Tout ce bouillonnement de nouvelles idées et d’innovations sociétales apportent de nouvelles structures qui se construisent pour créer des foyers d’évolutions plus en phases avec l’esprit du bonheur pour tous et ainsi de se débarrasser des commémorations d’actes de violences et des barbaries du passé. Les jeunes l’ont bien mieux compris que les plus anciens, et on ne construit pas un beau futur en gardant les exemples du passé mais en avançant. Il est plus important de suivre les mouvements de la nature par exemples, que de compter les morts des anciennes guerres.

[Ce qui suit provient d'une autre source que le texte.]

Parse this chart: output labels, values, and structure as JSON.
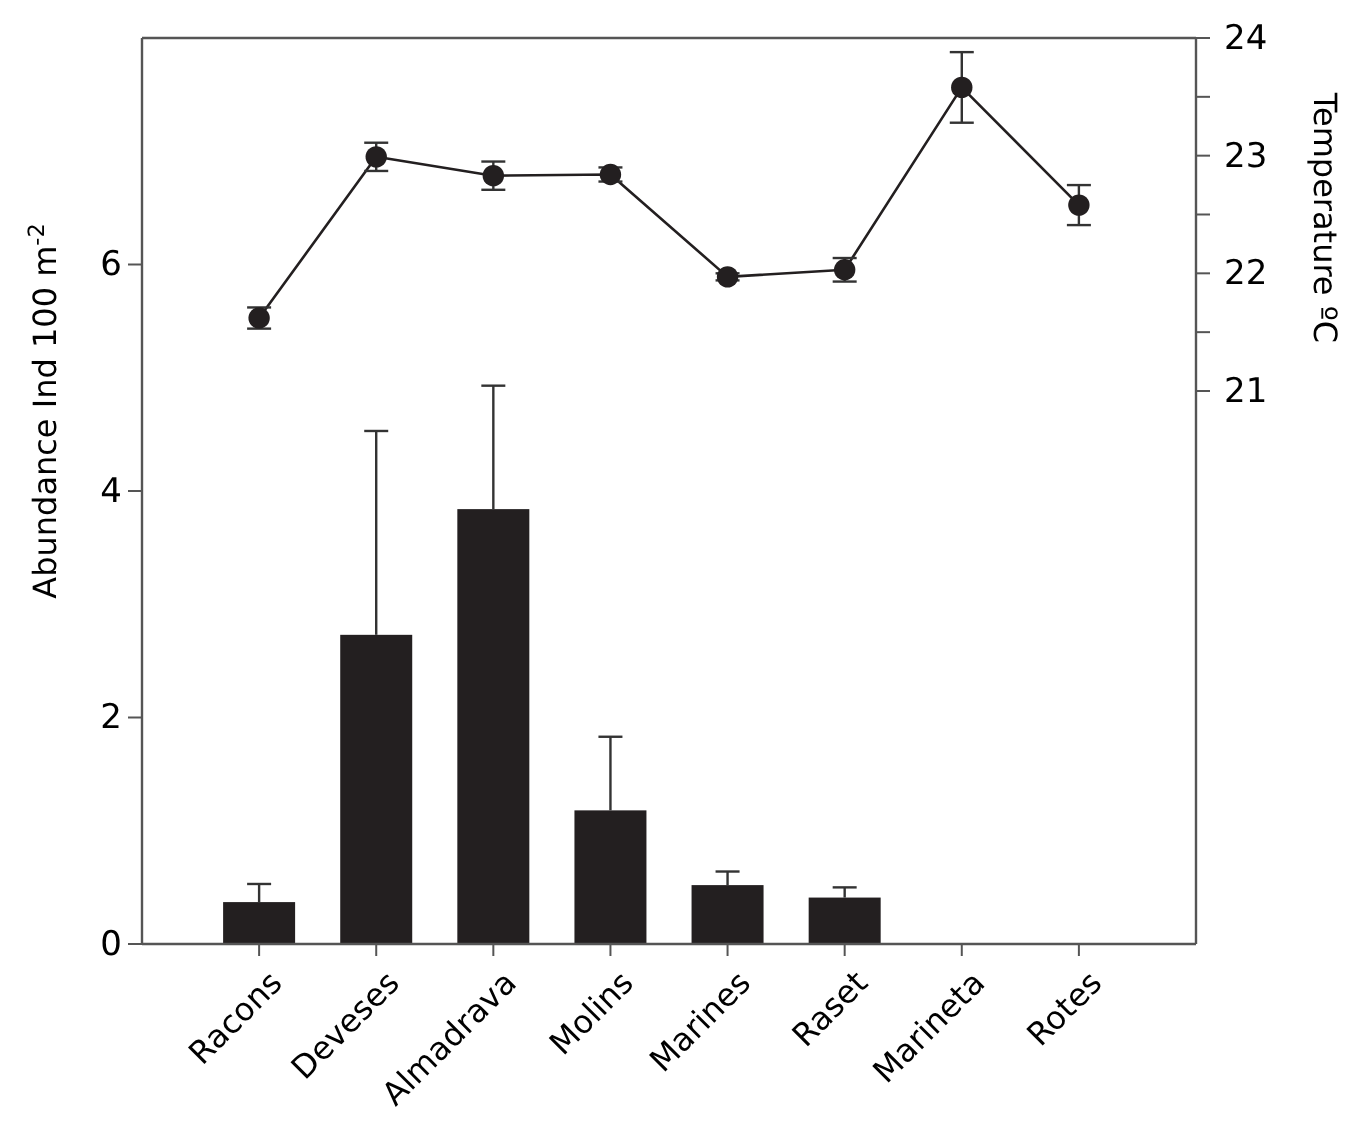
{
  "chart_data": {
    "type": "bar",
    "ylabel": "Abundance  Ind 100 m$^{-2}$",
    "y2label": "Temperature  ºC",
    "categories": [
      "Racons",
      "Deveses",
      "Almadrava",
      "Molins",
      "Marines",
      "Raset",
      "Marineta",
      "Rotes"
    ],
    "series": [
      {
        "color": "#231f20",
        "values": [
          0.37,
          2.73,
          3.84,
          1.18,
          0.52,
          0.41,
          0,
          0
        ],
        "errors": [
          [
            0.37,
            0.53
          ],
          [
            2.73,
            4.53
          ],
          [
            3.84,
            4.93
          ],
          [
            1.18,
            1.83
          ],
          [
            0.52,
            0.64
          ],
          [
            0.41,
            0.5
          ],
          null,
          null
        ]
      },
      {
        "type": "line",
        "axis": "y2",
        "color": "#231f20",
        "values": [
          21.62,
          22.99,
          22.83,
          22.84,
          21.97,
          22.03,
          23.58,
          22.58
        ],
        "errors": [
          0.09,
          0.12,
          0.12,
          0.06,
          0.03,
          0.1,
          0.3,
          0.17
        ]
      }
    ],
    "ylim": [
      0,
      8
    ],
    "yticks": [
      0,
      2,
      4,
      6
    ],
    "y2lim": [
      16.3,
      24
    ],
    "y2ticks": [
      {
        "value": 21,
        "label": "21"
      },
      {
        "value": 21.5,
        "label": null
      },
      {
        "value": 22,
        "label": "22"
      },
      {
        "value": 22.5,
        "label": null
      },
      {
        "value": 23,
        "label": "23"
      },
      {
        "value": 23.5,
        "label": null
      },
      {
        "value": 24,
        "label": "24"
      }
    ],
    "marker": "circle",
    "grid": false
  }
}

Une partie de la nouvelle  génération se relient aux rythmes des saisons, les mouvements lunaires et planétaires, réapprennent la nouvelle physique du micron et du macro monde ainsi que les sciences sociales, morales et paranormales, dans un souci de longévité, prospérité et qualité de vie basé sur le partage à l’image des réseaux sociaux qui font le lien. Les nouveaux apprentissages récupèrent des anciens savoir qui fonctionnaient avant l’emballement de l’industrialisation du siècle dernier et l’empoisonnement du vivant par les produits chimiques.

Les expansions de demain.

Je ne suis pas superstitieux et ne peux imaginer l’inéluctabilité d’un monde parfaitement huilé qui se créerait et se détruirait à heures fixes par des catastrophes humaines ou cosmiques et dont je ne serais qu’un acteur mineur. Ces peurs imposées par de nouveaux mouvements new age qui voudraient utiliser les mêmes outils de conditionnements que les religions du passé ne font que transmettre les craintes de voir évoluer ce monde. La physique quantique nous a démontré d’ailleurs (par l’expérience du chat de schrödinger) que l’action de la matière dépendait de l’observateur et ce qui devait arriver dans l’inconscient collectif, allait arriver. Je sais aussi qu’un être sans but n’est que l’ombre de lui-même et je crois que le but de l’humanité est de prendre soin du monde et des choses qui l’entoure et de voyager au delà de notre planète. Nous commençons vraiment à prendre conscience des véritables problématiques de notre civilisation et notre première victoire sera celle de n’abandonner personne à son sort en éradiquant la famine et instaurer le bonheur pour tous dans le respect et l’harmonie. Ensuite nous nous élancerons pour connaître notre univers et peut-être d’autres formes de vie, car ma conscience ne peut admettre que nous puissions être seul dans ce vaste champs d’investigation. Cultivons la joua et le bonheur pour le voir advenir au delà de tous nos rêves.
 😃
Merci de m’avoir lu,
Christophe, le samedi 22 avril 2017.